Br. Gregory in Prayer

As with Simeon, we can know our intentions and we can hear the call from God, but the graced moment is not always ours to determine. But when all the circumstances seemed to be right, Brother Gregory returned in January 2012 to begin living with us for a period to become reacquainted with the lived experience of monastic life at New Skete.

Much has changed at New Skete since 2001 and Brother Gregory has also changed. That is the reason when a former member returns a period of reintegration of at least a year is recommended. During this time Brother Gregory re-engaged with the community’s life in all its aspects: worship, private prayer, work, study, formation and recreation. As this process unfolded Brother Gregory was then brought into community meetings and discussions. All of this anticipates today’s ceremony, like Simeon looking forward to the meeting with the Christ.
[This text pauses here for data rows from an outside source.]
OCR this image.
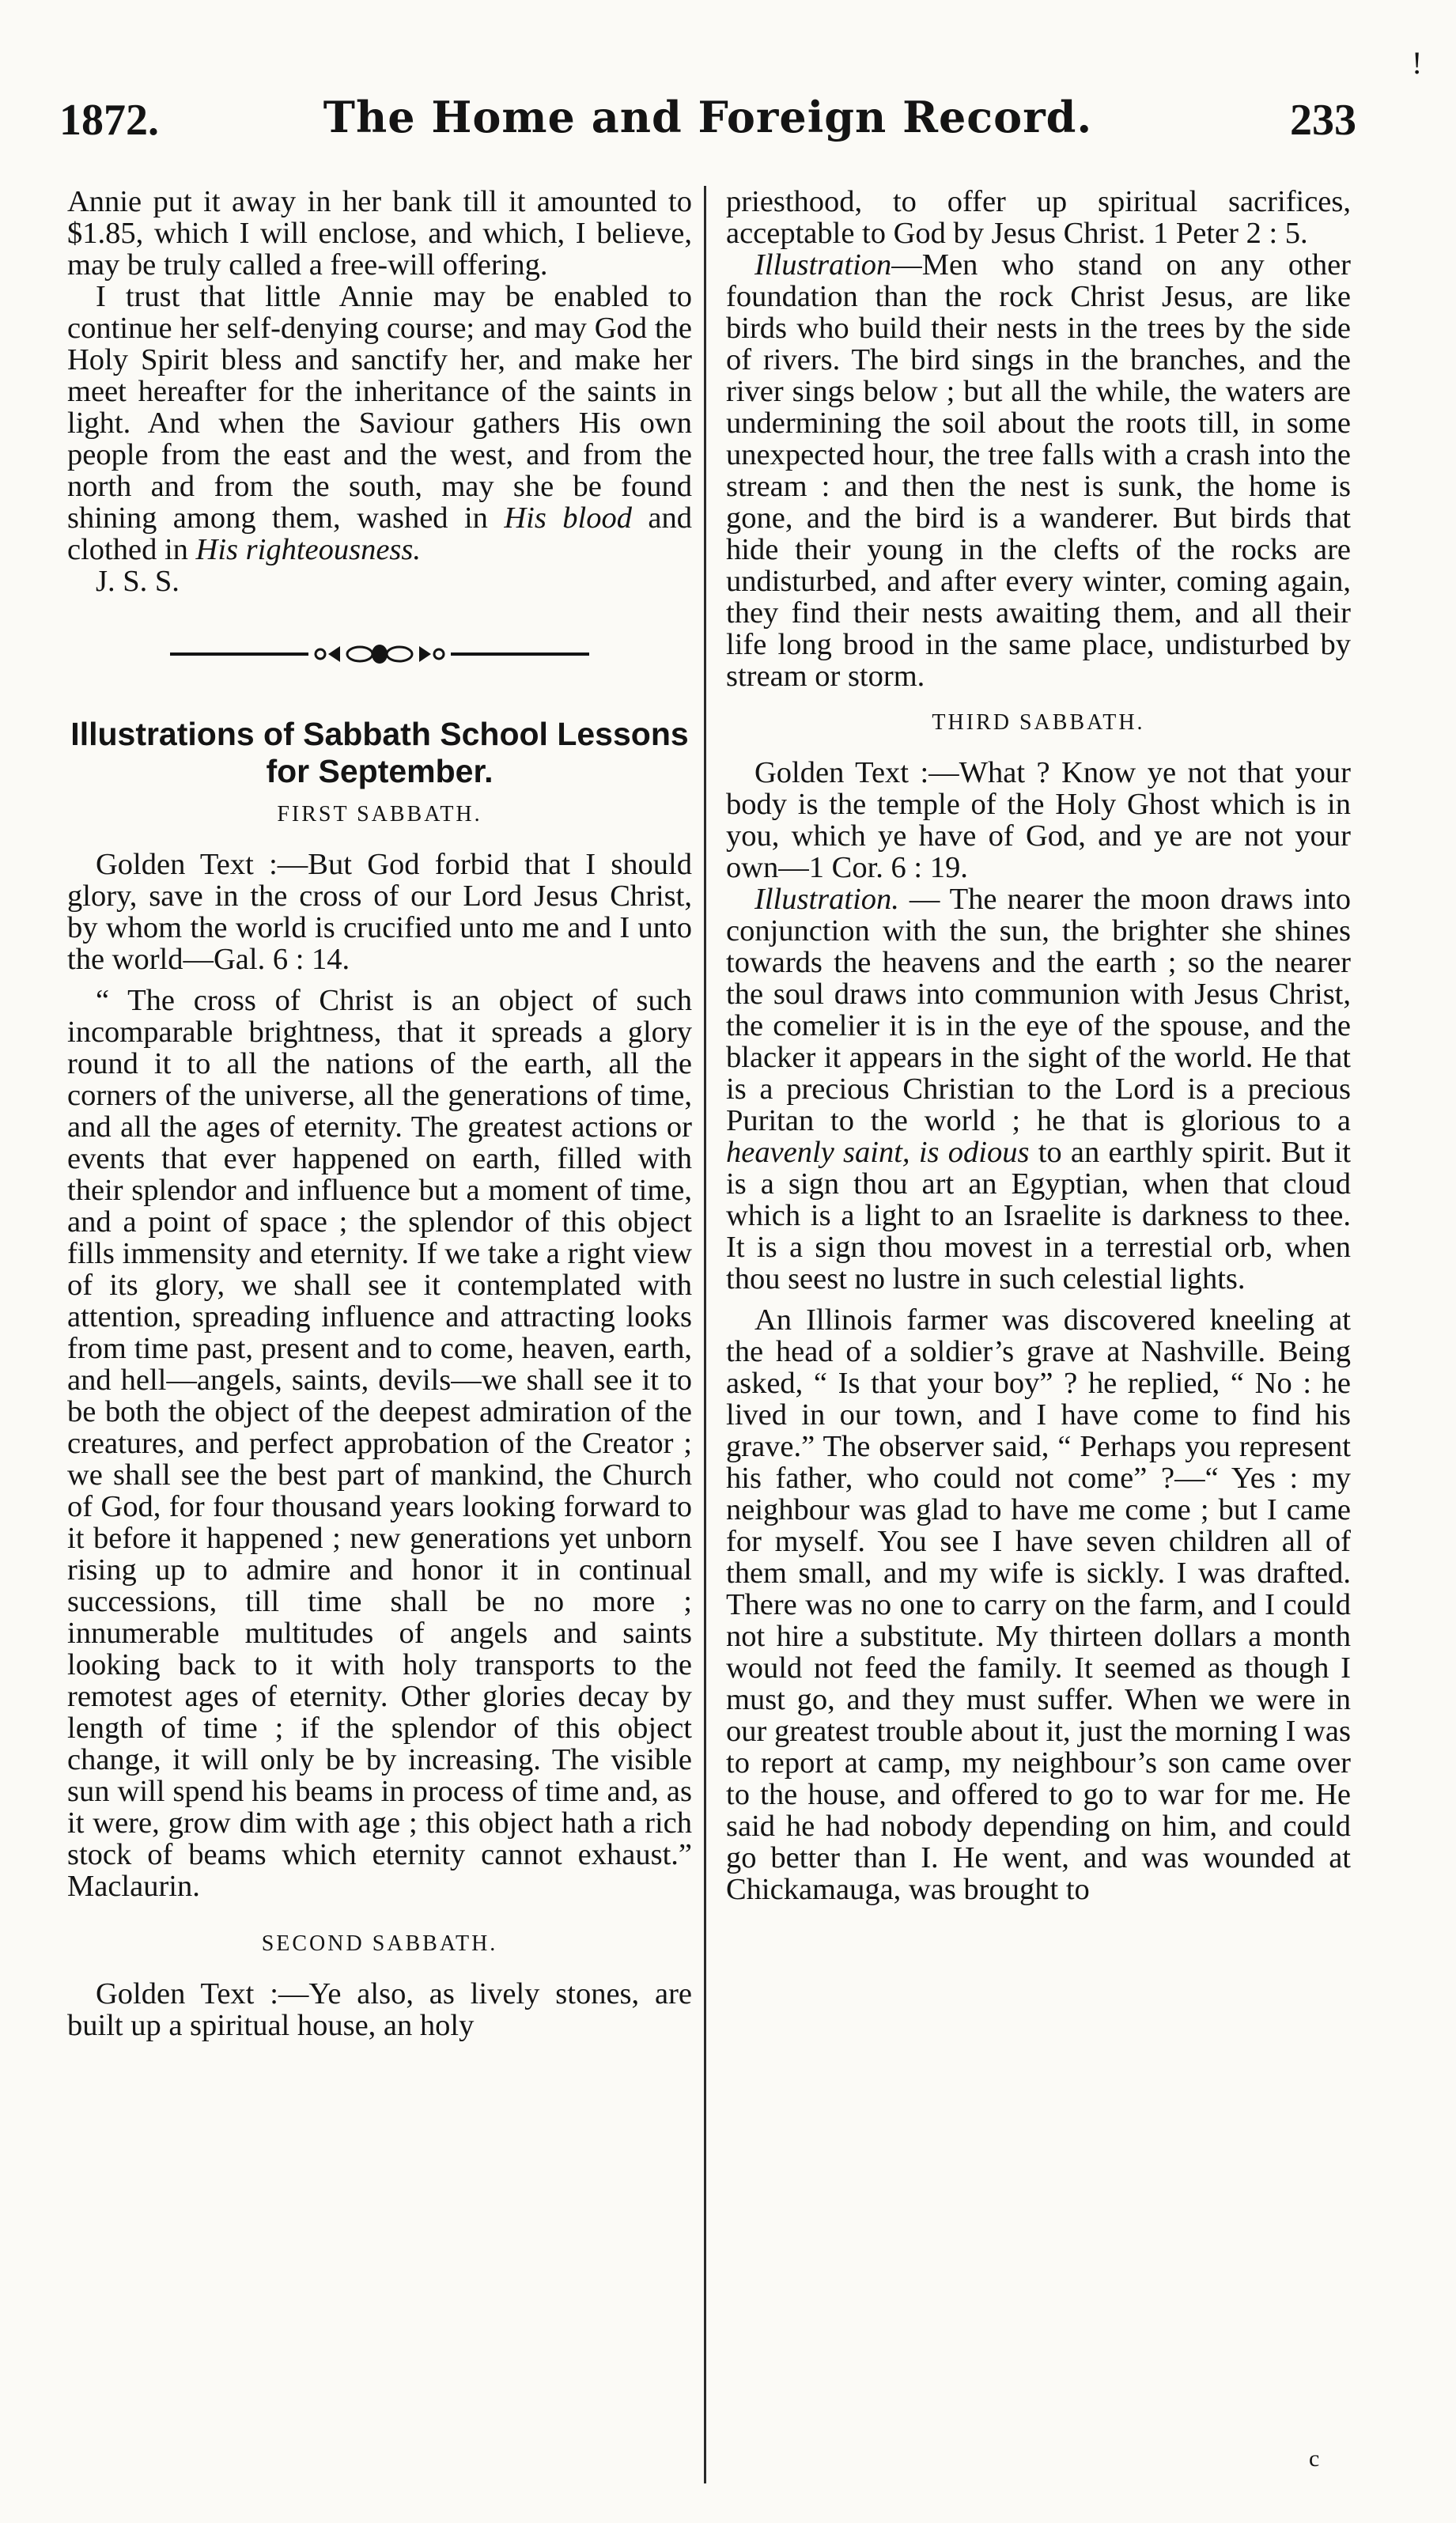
!
1872.	The Home and Foreign Record.	233

Annie put it away in her bank till it amounted to $1.85, which I will enclose, and which, I believe, may be truly called a free-will offering.

I trust that little Annie may be enabled to continue her self-denying course; and may God the Holy Spirit bless and sanctify her, and make her meet hereafter for the inheritance of the saints in light. And when the Saviour gathers His own people from the east and the west, and from the north and from the south, may she be found shining among them, washed in His blood and clothed in His righteousness.

J. S. S.

Illustrations of Sabbath School Lessons for September.
FIRST SABBATH.

Golden Text :—But God forbid that I should glory, save in the cross of our Lord Jesus Christ, by whom the world is crucified unto me and I unto the world—Gal. 6 : 14.

“ The cross of Christ is an object of such incomparable brightness, that it spreads a glory round it to all the nations of the earth, all the corners of the universe, all the generations of time, and all the ages of eternity. The greatest actions or events that ever happened on earth, filled with their splendor and influence but a moment of time, and a point of space ; the splendor of this object fills immensity and eternity. If we take a right view of its glory, we shall see it contemplated with attention, spreading influence and attracting looks from time past, present and to come, heaven, earth, and hell—angels, saints, devils—we shall see it to be both the object of the deepest admiration of the creatures, and perfect approbation of the Creator ; we shall see the best part of mankind, the Church of God, for four thousand years looking forward to it before it happened ; new generations yet unborn rising up to admire and honor it in continual successions, till time shall be no more ; innumerable multitudes of angels and saints looking back to it with holy transports to the remotest ages of eternity. Other glories decay by length of time ; if the splendor of this object change, it will only be by increasing. The visible sun will spend his beams in process of time and, as it were, grow dim with age ; this object hath a rich stock of beams which eternity cannot exhaust.” Maclaurin.

SECOND SABBATH.

Golden Text :—Ye also, as lively stones, are built up a spiritual house, an holy

priesthood, to offer up spiritual sacrifices, acceptable to God by Jesus Christ. 1 Peter 2 : 5.

Illustration—Men who stand on any other foundation than the rock Christ Jesus, are like birds who build their nests in the trees by the side of rivers. The bird sings in the branches, and the river sings below ; but all the while, the waters are undermining the soil about the roots till, in some unexpected hour, the tree falls with a crash into the stream : and then the nest is sunk, the home is gone, and the bird is a wanderer. But birds that hide their young in the clefts of the rocks are undisturbed, and after every winter, coming again, they find their nests awaiting them, and all their life long brood in the same place, undisturbed by stream or storm.

THIRD SABBATH.

Golden Text :—What ? Know ye not that your body is the temple of the Holy Ghost which is in you, which ye have of God, and ye are not your own—1 Cor. 6 : 19.

Illustration. — The nearer the moon draws into conjunction with the sun, the brighter she shines towards the heavens and the earth ; so the nearer the soul draws into communion with Jesus Christ, the comelier it is in the eye of the spouse, and the blacker it appears in the sight of the world. He that is a precious Christian to the Lord is a precious Puritan to the world ; he that is glorious to a heavenly saint, is odious to an earthly spirit. But it is a sign thou art an Egyptian, when that cloud which is a light to an Israelite is darkness to thee. It is a sign thou movest in a terrestial orb, when thou seest no lustre in such celestial lights.

An Illinois farmer was discovered kneeling at the head of a soldier’s grave at Nashville. Being asked, “ Is that your boy” ? he replied, “ No : he lived in our town, and I have come to find his grave.” The observer said, “ Perhaps you represent his father, who could not come” ?—“ Yes : my neighbour was glad to have me come ; but I came for myself. You see I have seven children all of them small, and my wife is sickly. I was drafted. There was no one to carry on the farm, and I could not hire a substitute. My thirteen dollars a month would not feed the family. It seemed as though I must go, and they must suffer. When we were in our greatest trouble about it, just the morning I was to report at camp, my neighbour’s son came over to the house, and offered to go to war for me. He said he had nobody depending on him, and could go better than I. He went, and was wounded at Chickamauga, was brought to

c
The ceremony itself is like the mutual embrace of Simeon and the Christ child. Here it is the embrace by the community of Brother Gregory, welcomed back into our midst, and the embrace by Brother Gregory of the community and all that monastic life entails. And insofar as we strive to live this life according to the profession we make, God embraces us all. And this is a mutual embrace too for to live this life is to live in anticipation of the reign of God, now and for eternity.

Brother Gregory, we are blessed to have you with us again on this journey: Welcome back!